With the eval command you are setting the value of the Properties and Scores columns to be "Click for details". You do that because in the dashboard itself, you can configure how the drilldown will work when clicking on each column. Therefore, in the editing mode of the dashboard you select Source, thus displaying the XML code. By playing a little bit with the different options, in particular those related to the drilldown, you can define different behaviors. For instance, the behavior of the Inventory of Desktops by OS panel as shown in the code snippet below.

<panel> 
  <title>Inventory of Desktops by OS</title> 
  <table> 
    <search ref="Inventory of Desktops"></search> 
    <option name="count">10</option> 
    <option name="drilldown">cell</option> 
    <drilldown> 
      <condition field="Number of Desktops"> 
        <set token="selected_desktop_os">$click.value$</set> 
        <link target="_blank">search?q=index=nexthink 
              event_type=csc1_inventory
              device_type=desktop 
              earliest=-1d 
              latest=now 
              os_version=$selected_desktop_os|s$ |            
              table src src_id | sort src
        </link> 
      </condition> 
      <condition field="Properties"> 
        <set token="selected_desktop_os">$click.value$</set> 
        <link target="_blank">search?q=index=nexthink 
              event_type=csc1_inventory
              device_type=desktop 
              earliest=-1d 
              latest=now 
              os_version=$selected_desktop_os|s$ |
              fields - _* score_dev_comp* punct linecount index eventtype 
              source sourcetype
              splunk_server splunk_server_group engine 
              event_category event_mode event_type host  
              | table src src_id * | sort src
        </link> 
      </condition> 
      <condition field="Scores"> 
        <set token="selected_desktop_os">$click.value$</set> 
        <link target="_blank">search?q=index=nexthink event_type=csc1_inventory            device_type=desktop earliest=-1d latest=now os_version=$selected_desktop_os|s$ |            table src src_id score_dev_comp* | sort src</link> 
      </condition> 
    </drilldown> 
  </table> 
</panel> 

• Specify that the drilldown is going to be based on the cell value with the drilldown option.

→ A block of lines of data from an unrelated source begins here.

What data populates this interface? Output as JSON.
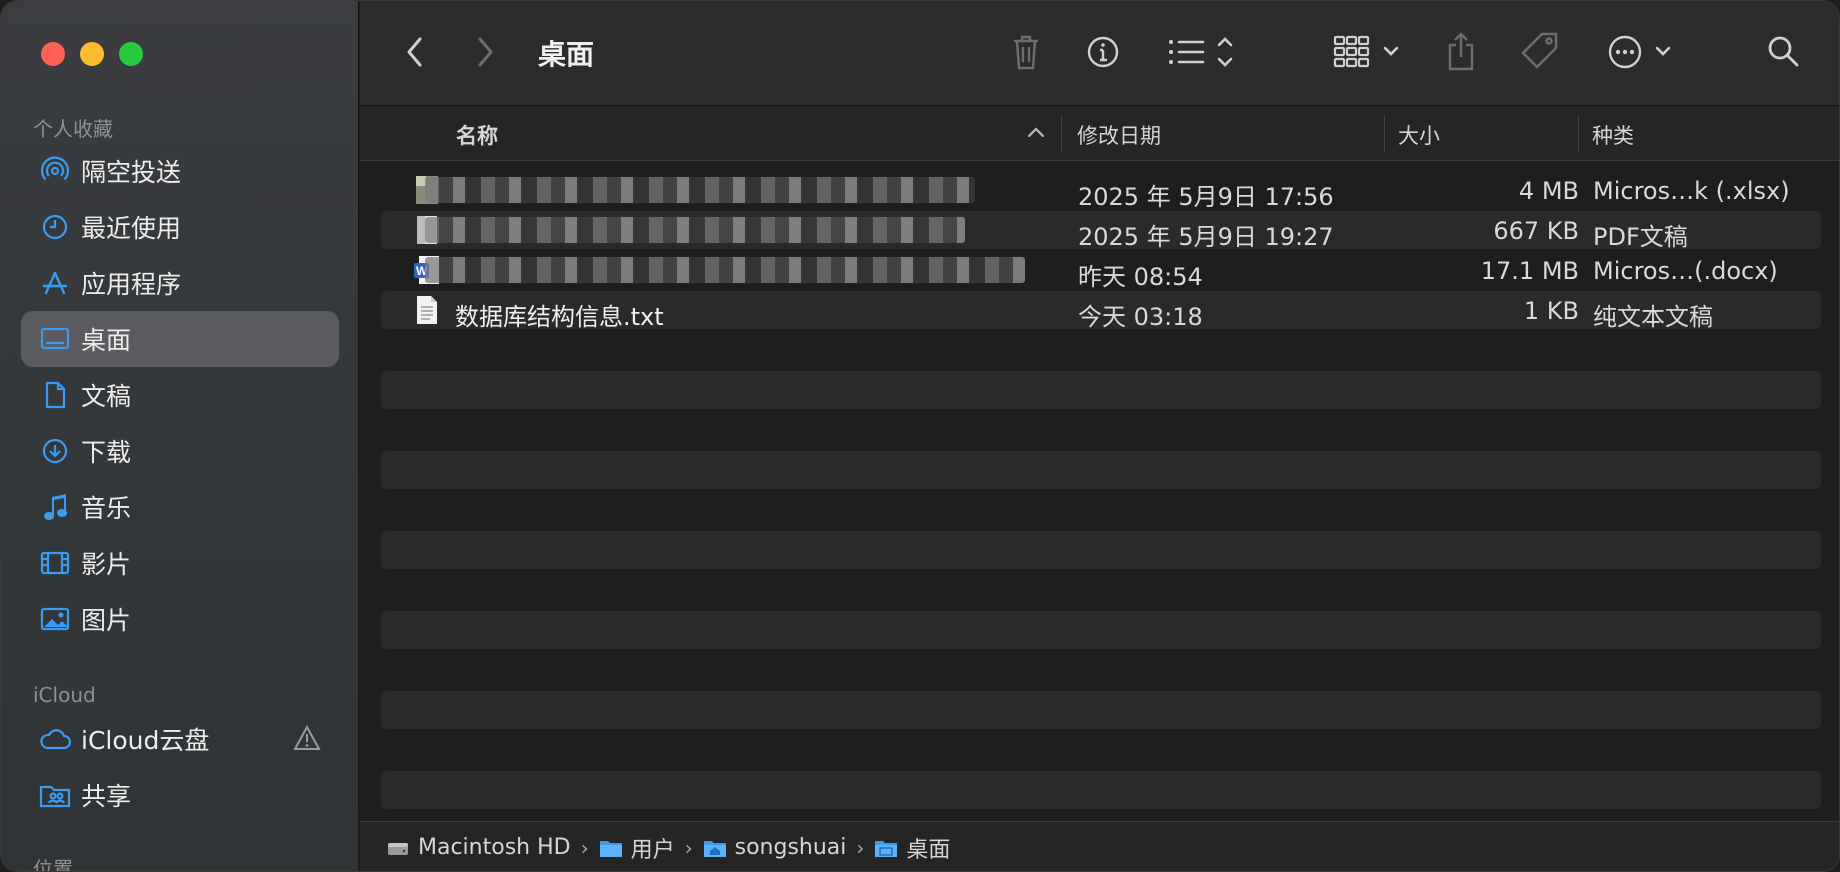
{
  "window": {
    "title": "桌面"
  },
  "sidebar": {
    "favorites_title": "个人收藏",
    "favorites": [
      {
        "label": "隔空投送",
        "icon": "airdrop-icon"
      },
      {
        "label": "最近使用",
        "icon": "clock-icon"
      },
      {
        "label": "应用程序",
        "icon": "applications-icon"
      },
      {
        "label": "桌面",
        "icon": "desktop-icon",
        "selected": true
      },
      {
        "label": "文稿",
        "icon": "document-icon"
      },
      {
        "label": "下载",
        "icon": "download-icon"
      },
      {
        "label": "音乐",
        "icon": "music-icon"
      },
      {
        "label": "影片",
        "icon": "film-icon"
      },
      {
        "label": "图片",
        "icon": "photo-icon"
      }
    ],
    "icloud_title": "iCloud",
    "icloud": [
      {
        "label": "iCloud云盘",
        "icon": "cloud-icon"
      },
      {
        "label": "共享",
        "icon": "shared-folder-icon"
      }
    ],
    "locations_title": "位置"
  },
  "columns": {
    "name": "名称",
    "date": "修改日期",
    "size": "大小",
    "kind": "种类"
  },
  "files": [
    {
      "name": "",
      "date": "2025 年 5月9日 17:56",
      "size": "4 MB",
      "kind": "Micros…k (.xlsx)",
      "icon": "xlsx-file-icon"
    },
    {
      "name": "",
      "date": "2025 年 5月9日 19:27",
      "size": "667 KB",
      "kind": "PDF文稿",
      "icon": "pdf-file-icon"
    },
    {
      "name": "",
      "date": "昨天 08:54",
      "size": "17.1 MB",
      "kind": "Micros…(.docx)",
      "icon": "word-file-icon"
    },
    {
      "name": "数据库结构信息.txt",
      "date": "今天 03:18",
      "size": "1 KB",
      "kind": "纯文本文稿",
      "icon": "text-file-icon"
    }
  ],
  "path": [
    {
      "label": "Macintosh HD",
      "icon": "hard-drive-icon"
    },
    {
      "label": "用户",
      "icon": "folder-icon"
    },
    {
      "label": "songshuai",
      "icon": "home-folder-icon"
    },
    {
      "label": "桌面",
      "icon": "desktop-folder-icon"
    }
  ],
  "colors": {
    "accent": "#3a9bf0",
    "selected_bg": "#5a5c5f",
    "window_bg": "#1e1e1e"
  }
}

• Define a token for each column <condition field="column name">, which is extracted from the value of the clicked cell using a reserved word $click.value$, as well as the specific search using the token that will be triggered.

• This drilldown approach is followed, with certain variations, in most of the other dashboards.

As shown in the examples above, there are many different searches and approaches we can follow in Splunk to get the desired data. Please refer to Splunk documentation for learn more about specific commands and approaches.

Support

The Nexthink Splunk Add-on is provided “as is” to its customers, without any warranty of any kind. Limited support for the application is provided via the Nexthink support portal.